What Gyemi’s looking forward to the most this year is participating in the walk’s survivors' ceremony with her two daughters, Jessica, 21, and Kathryn, 18, at her side.
“They celebrate the survivors so very much. In the past, when you finish the walk there’s this big huge cheering and everybody’s crying. You’re exhausted, you’re sore, you’ve got blisters all over your feet, and they give you these shirts – and it’s always pink for the survivors,” she said. “Then there’s this big ceremony at the end when they bring in all the survivors, and I get to be there. It will be totally inspirational.”
Not only inspirational, but also a chance to celebrate after enduring a tough eight months.

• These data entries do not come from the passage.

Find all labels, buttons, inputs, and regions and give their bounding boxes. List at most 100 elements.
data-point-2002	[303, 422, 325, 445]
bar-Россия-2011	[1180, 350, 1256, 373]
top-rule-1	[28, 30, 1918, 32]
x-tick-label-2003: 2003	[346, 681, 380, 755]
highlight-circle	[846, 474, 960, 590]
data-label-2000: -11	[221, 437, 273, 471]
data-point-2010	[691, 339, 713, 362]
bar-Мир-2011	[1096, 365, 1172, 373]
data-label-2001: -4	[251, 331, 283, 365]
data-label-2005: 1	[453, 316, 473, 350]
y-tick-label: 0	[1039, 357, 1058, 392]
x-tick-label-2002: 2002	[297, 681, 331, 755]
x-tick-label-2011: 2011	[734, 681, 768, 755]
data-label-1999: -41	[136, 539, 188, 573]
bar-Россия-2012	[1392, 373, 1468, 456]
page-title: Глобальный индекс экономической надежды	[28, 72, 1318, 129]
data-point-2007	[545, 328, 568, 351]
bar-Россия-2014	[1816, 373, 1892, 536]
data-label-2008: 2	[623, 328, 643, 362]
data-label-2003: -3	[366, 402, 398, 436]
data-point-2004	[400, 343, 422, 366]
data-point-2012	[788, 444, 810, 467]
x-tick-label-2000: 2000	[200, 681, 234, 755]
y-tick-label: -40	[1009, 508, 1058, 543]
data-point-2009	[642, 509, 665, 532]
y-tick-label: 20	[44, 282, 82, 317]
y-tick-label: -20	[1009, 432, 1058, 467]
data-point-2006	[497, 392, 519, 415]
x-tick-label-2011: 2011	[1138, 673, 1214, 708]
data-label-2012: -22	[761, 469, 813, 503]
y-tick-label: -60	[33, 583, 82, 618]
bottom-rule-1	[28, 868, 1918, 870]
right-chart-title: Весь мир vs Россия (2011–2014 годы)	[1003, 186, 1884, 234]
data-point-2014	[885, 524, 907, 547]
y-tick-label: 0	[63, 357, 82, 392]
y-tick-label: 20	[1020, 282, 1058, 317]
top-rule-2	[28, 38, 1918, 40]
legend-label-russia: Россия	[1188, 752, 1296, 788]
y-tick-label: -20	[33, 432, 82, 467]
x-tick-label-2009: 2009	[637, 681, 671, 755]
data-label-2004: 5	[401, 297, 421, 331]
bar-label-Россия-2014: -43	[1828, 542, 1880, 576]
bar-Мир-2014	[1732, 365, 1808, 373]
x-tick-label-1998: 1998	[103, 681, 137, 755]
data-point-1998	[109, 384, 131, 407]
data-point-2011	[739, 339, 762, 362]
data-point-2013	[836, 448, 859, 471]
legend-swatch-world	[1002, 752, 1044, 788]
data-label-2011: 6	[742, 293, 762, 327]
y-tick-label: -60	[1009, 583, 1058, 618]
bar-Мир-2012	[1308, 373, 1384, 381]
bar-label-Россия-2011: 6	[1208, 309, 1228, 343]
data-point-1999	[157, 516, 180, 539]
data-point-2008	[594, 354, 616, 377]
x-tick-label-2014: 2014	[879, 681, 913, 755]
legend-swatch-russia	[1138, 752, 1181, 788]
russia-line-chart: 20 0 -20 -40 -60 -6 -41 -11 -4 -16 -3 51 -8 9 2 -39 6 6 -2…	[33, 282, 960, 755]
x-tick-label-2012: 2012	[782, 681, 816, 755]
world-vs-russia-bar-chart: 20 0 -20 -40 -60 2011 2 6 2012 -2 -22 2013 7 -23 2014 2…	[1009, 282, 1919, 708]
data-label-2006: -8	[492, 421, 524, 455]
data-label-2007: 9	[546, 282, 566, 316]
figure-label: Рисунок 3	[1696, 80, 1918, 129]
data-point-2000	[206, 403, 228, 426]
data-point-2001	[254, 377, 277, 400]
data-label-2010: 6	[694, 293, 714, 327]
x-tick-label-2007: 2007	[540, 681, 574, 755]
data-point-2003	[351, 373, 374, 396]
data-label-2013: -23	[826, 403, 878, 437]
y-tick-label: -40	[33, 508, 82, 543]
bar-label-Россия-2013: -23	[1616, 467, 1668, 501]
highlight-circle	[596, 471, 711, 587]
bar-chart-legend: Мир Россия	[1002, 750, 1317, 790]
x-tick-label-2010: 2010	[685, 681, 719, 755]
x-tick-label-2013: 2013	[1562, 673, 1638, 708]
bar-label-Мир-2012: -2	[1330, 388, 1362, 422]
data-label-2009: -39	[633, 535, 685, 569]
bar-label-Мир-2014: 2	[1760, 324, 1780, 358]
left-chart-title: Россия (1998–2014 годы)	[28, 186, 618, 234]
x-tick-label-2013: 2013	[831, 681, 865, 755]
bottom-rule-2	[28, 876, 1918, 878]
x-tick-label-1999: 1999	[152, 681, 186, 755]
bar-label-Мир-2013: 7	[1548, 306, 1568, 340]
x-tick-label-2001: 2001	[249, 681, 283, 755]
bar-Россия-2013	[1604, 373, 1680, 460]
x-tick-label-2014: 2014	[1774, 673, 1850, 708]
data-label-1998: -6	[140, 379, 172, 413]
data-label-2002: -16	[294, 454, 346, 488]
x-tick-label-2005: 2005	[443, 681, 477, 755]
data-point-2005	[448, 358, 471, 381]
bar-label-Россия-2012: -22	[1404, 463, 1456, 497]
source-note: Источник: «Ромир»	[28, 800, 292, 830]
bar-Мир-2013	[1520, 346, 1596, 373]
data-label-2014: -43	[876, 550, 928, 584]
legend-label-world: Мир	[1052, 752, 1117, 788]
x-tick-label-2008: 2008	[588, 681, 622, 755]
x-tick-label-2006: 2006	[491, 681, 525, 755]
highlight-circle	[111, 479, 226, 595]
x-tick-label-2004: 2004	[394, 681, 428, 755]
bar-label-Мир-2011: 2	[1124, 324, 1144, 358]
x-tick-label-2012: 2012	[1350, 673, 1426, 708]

“It’s a bit of a rough gig, yeah, but I like to think that I’ve been incredibly lucky, to be honest,” she said of the relatively manageable toll the surgery and follow-up chemotherapy and radiation – which Gyemi is still in the middle of – have had on her. “The first week, when they give you the (chemo) drug, that’s probably the worst gig. It’s at its strongest in your body, it’s doing what it needs to do, and it really knocks you out physically. And I think emotionally, you know, you sit there and think ‘oh Lord, is this ever going to end?’
“And then the second week you start feeling a little bit better, and then the third week you’re feeling really strong, and then, of course, they do it to you all over again.”
What helped Gyemi cope during those trying times was the overwhelming support from her daughters, son Daniel, 15, neighbours, and the school community from Warren Park Junior Public School, where she plans to return to work this September.
While her kids have helped out wherever and whenever they can, Gyemi’s neighbours have taken over the family’s lawn mowing and garbage and recycling duties, and the teachers, students and parents from Warren Park have all given of their time and attention to provide her with the emotional and nutritional sustenance she’s needed to carry on.
“Emotionally, the school probably would have been the best place for me to be (while I was sick), but health-wise it wasn’t possible,” she lamented. “But the staff and the parents and the kids brought school to me, which was really nice.”
While her colleagues brought flowers and became her personal ‘meals on wheels’ service, Gyemi received regular check-up phone calls and gifts from the parent community, and a steady flow of uplifting letters from her 160 supportive students – each and every one of which Gyemi has made a point of personally responding to.
Despite all the turmoil and uncertainty in her life since the cancer diagnosis, Gyemi – ever the educator – sees the experience as a learning opportunity.
“There’s all these great lessons that come if you can just pay attention to them while going through this whole thing – listening to your body and not doing too much, and enjoying things that you may or may not have enjoyed before,” she said. “It’s funny, because people talk about this phoenix rising thing that happens to you, and it kind of does.”